Czyzewski v. Jevic Holding Corp.

Summarized by:

  • Court: United States Supreme Court
  • Area(s) of Law: Bankruptcy Law
  • Date Filed: March 22, 2017
  • Case #: 15-649
  • Judge(s)/Court Below: Breyer, J., delivered the opinion of the Court, in which Roberts, C. J., and Kennedy, Ginsburg, Sotomayor, and Kagan, JJ., joined. Thomas, J. filed a dissenting opinion, in which Alito, J., joined.
  • Full Text Opinion

When distributing an estate’s assets under a structured dismissal of the Bankruptcy Code Chapter 11, the bankruptcy court cannot deviate from basic priority rules that apply under the Code without consent of the affected creditors.

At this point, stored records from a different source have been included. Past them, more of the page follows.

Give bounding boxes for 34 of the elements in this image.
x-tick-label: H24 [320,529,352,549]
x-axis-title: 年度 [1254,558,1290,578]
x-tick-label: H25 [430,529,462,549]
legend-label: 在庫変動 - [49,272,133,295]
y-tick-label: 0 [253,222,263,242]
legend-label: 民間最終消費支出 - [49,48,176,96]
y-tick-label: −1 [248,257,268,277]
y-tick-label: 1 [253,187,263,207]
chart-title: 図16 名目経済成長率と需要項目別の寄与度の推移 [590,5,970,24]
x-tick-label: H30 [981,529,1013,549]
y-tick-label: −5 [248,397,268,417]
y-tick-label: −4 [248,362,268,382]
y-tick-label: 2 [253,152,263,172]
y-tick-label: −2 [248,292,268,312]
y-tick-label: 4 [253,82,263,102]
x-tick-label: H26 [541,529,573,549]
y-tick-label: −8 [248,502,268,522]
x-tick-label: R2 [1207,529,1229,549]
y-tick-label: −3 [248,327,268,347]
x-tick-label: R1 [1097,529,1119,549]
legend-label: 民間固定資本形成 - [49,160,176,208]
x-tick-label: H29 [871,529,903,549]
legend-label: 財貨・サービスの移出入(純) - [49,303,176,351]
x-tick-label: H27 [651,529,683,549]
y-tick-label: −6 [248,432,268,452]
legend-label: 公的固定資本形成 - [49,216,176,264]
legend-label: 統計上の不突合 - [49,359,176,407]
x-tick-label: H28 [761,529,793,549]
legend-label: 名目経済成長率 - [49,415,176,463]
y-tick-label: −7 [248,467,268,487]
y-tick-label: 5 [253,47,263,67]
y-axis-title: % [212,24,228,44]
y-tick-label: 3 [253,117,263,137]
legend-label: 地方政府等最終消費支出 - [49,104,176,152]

Respondent filed for Chapter 11 bankruptcy. The Bankruptcy Court dismissed the bankruptcy and ordered a distribution of the estate’s assets. In doing so, the court gave money to high-priority secured creditors and to low-priority unsecured creditors, but skipped Petitioners and other mid-priority creditors. Chapter 11 of the Bankruptcy Code allows debtors and creditors to negotiate a plan to divide the estate’s value. If the parties do not agree on a plan, then the bankruptcy court may dismiss the case and the Code provides for a restoration of the pre-petition status quo. However, sometimes a perfect restoration of the status quo may be difficult or impossible. In that case, the Code permits the bankruptcy court to alter a Chapter 11 dismissal’s ordinary consequences for cause. This type of dismissal is called a structured dismissal. The Code also provides a basic system of priority, which governs the order that the bankruptcy court will distribute assets of the estate. However, the Code does not provide what priority rules apply in a structured dismissal. The Supreme Court held that the bankruptcy court must follow ordinary priority rules in a structured dismissal. The Bankruptcy Court did not follow ordinary priority rules when it skipped Petitioners who had mid-level priority claims. The Supreme Court explained that there is nothing in the Code which evidences an intent to make priority rules different in a structured dismissal. The Code’s rules seek to protect procedural safeguards. REVERSED and REMANDED.